Concerns have been raised about
1. Sciatic nerve injury resulting from dorsogluteal intramuscular (IM) injections
2. Dorsogluteal IM injections accidentally being given subcutaneously to women with high BMI
Sciatic nerve injury. The risk of significant nerve injury associated with any IM injection is very small (accurate data are lacking). There have been reports of sciatic nerve injury associated with dorsogluteal IM injection. The dorsogluteal injection site is closer to neurovascular structures than the ventrogluteal site ; to reduce risk of sciatic nerve injury clinicians can administer IM DMPA at the ventrogluteal site if they have been trained to do so. IM DMPA can also be given at the deltoid injection site (the volume is only 1ml) although axillary nerve injury is also possible. Subcutaneous DMPA (Sayana Press®) is an alternative option to avoid risks associated with IM injection and has the advantage that women can self-administer. [3,4]

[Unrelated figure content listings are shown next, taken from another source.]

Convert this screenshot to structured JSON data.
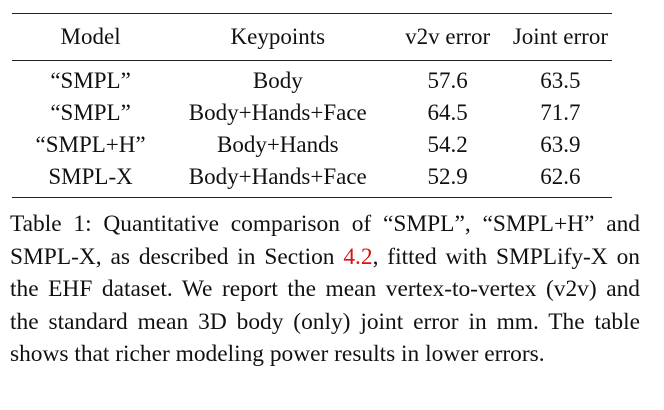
{
  "table": {
    "headers": [
      "Model",
      "Keypoints",
      "v2v error",
      "Joint error"
    ],
    "rows": [
      [
        "“SMPL”",
        "Body",
        "57.6",
        "63.5"
      ],
      [
        "“SMPL”",
        "Body+Hands+Face",
        "64.5",
        "71.7"
      ],
      [
        "“SMPL+H”",
        "Body+Hands",
        "54.2",
        "63.9"
      ],
      [
        "SMPL-X",
        "Body+Hands+Face",
        "52.9",
        "62.6"
      ]
    ]
  },
  "caption": {
    "before": "Table 1: Quantitative comparison of “SMPL”, “SMPL+H” and SMPL-X, as described in Section ",
    "ref": "4.2",
    "after": ", fitted with SMPLify-X on the EHF dataset. We report the mean vertex-to-vertex (v2v) and the standard mean 3D body (only) joint error in mm. The table shows that richer modeling power results in lower errors."
  }
}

Accidental subcutaneous administration. The effectiveness of Depo Provera® given subcutaneously is unknown. One study suggested that a large number of injections that were intended to be given intramuscularly at the dorsogluteal site (and a smaller proportion at the ventrogluteal site) were administered subcutaneously in error. The FSRH Guideline Overweight, Obesity and Contraception 2019 recommends that for women with obesity:-
► If using intramuscular DMPA or norethisterone enanthate injectable, consider use of a longer-length needle or deltoid administration to ensure the muscle layer is reached. ► Consider use of subcutaneous DMPA. 
Please note: The advice given by the CEU should be considered as guidance only and is meant to be used alongside clinical judgement to guide clinical practice or policy. Questions that are a matter of clinical judgment and not evidence should be directed to local sexual and reproductive health leads.